Seit April 2016 befasse ich mich sehr zeit- und arbeitsintensiv mit der Geltendmachung von Ansprüchen und Rechten bei

ABGASMANIPULIERTEN DIESELFAHRZEUGEN

Anlass hierzu hatte ich, weil mich der Skandal selbst getroffen hat.

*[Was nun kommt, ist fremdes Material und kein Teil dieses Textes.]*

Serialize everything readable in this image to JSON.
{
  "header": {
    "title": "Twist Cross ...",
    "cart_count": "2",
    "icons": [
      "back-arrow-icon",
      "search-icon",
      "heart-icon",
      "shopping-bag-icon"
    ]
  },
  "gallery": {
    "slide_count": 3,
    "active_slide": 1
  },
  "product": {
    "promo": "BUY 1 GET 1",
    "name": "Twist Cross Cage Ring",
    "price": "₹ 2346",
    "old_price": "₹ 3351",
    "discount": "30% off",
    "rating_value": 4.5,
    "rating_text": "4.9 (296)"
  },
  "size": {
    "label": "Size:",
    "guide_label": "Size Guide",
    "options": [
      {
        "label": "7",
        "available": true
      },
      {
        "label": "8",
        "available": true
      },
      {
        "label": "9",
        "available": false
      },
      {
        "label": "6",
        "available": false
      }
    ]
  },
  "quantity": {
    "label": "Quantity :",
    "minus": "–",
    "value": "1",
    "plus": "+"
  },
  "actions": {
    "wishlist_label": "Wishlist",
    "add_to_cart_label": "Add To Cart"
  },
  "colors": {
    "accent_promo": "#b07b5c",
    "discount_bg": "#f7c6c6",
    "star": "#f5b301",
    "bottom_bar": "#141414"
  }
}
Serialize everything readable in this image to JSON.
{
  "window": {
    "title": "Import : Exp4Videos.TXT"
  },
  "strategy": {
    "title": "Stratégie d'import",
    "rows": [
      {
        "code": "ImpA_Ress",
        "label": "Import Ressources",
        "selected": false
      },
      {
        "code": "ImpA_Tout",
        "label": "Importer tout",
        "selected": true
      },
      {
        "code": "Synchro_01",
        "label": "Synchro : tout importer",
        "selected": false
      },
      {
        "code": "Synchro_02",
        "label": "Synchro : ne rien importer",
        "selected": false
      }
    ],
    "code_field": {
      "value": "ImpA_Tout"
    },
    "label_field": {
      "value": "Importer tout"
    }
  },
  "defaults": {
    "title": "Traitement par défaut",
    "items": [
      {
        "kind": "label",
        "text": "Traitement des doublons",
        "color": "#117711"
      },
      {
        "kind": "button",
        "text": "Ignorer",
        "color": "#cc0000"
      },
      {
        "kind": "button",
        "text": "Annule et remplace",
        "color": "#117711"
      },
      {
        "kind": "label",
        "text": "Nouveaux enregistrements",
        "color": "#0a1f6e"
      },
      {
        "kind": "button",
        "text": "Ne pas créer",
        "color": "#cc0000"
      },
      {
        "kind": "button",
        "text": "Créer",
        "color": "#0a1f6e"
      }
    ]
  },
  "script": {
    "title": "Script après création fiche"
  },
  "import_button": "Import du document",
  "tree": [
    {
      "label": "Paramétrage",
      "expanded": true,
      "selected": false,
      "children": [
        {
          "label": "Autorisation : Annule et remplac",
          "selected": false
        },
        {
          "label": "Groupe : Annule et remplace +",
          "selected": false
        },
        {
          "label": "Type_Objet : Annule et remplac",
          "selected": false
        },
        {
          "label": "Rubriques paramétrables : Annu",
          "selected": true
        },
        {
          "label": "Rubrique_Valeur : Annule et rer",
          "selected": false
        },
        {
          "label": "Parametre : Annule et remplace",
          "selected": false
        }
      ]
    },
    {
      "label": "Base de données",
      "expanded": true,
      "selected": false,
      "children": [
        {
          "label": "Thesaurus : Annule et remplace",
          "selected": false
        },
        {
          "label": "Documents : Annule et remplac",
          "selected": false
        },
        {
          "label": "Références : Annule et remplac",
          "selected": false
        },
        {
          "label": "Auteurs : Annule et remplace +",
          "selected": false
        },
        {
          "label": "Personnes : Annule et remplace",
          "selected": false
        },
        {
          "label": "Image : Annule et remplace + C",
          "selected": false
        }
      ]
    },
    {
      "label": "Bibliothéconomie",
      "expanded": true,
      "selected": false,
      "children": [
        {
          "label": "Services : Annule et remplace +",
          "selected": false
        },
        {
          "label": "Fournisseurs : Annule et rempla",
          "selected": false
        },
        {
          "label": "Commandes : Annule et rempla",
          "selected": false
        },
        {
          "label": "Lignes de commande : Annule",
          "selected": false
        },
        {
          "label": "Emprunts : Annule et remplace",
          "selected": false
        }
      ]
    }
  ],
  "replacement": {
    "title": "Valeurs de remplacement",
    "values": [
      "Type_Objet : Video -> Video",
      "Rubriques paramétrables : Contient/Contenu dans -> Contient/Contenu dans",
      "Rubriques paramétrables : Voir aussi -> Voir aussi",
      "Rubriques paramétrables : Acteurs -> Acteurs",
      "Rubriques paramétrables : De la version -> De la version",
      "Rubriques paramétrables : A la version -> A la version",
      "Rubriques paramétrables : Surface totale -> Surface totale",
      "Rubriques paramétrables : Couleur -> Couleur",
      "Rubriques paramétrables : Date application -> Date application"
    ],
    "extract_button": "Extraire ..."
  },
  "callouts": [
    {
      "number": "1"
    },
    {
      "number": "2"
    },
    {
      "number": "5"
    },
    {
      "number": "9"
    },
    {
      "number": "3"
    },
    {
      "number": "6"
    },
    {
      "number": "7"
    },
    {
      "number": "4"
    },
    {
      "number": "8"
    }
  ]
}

Im Mai 2015 habe ich ein Neufahrzeug vom Typ Volkswagen Tiguan gekauft, bei dem ich nicht einmal ein halbes Jahr später aus der öffentlichen Berichterstattung erfahren habe, dass der darin verbaute Motor vom Typ EA189 auch vom Abgasskandal betroffen ist. In meiner Sache habe ich – nachdem weder mein Verkäufer-Vertragshändler noch Volkswagen meinen äußerst entgegenkommenden außergerichtlichen Vergleichsvorschlag annehmen wollten – selbst geklagt und erstinstanzlich gewonnen, LG Würzburg, Urteil vom 28.03.2017, Az. 72 O 1089/16. Über den erfolg-reichen Ausgang meines auf Schadensersatz gerichteten Verfahrens am Landgericht hat die Tagespresse in Würzburg berichtet (Main-Post vom 12.04.2017). Zu diesem Zeitpunkt gab es bundesweit gerade einmal ca. 50 obsiegende erstinstanzliche Entscheidungen.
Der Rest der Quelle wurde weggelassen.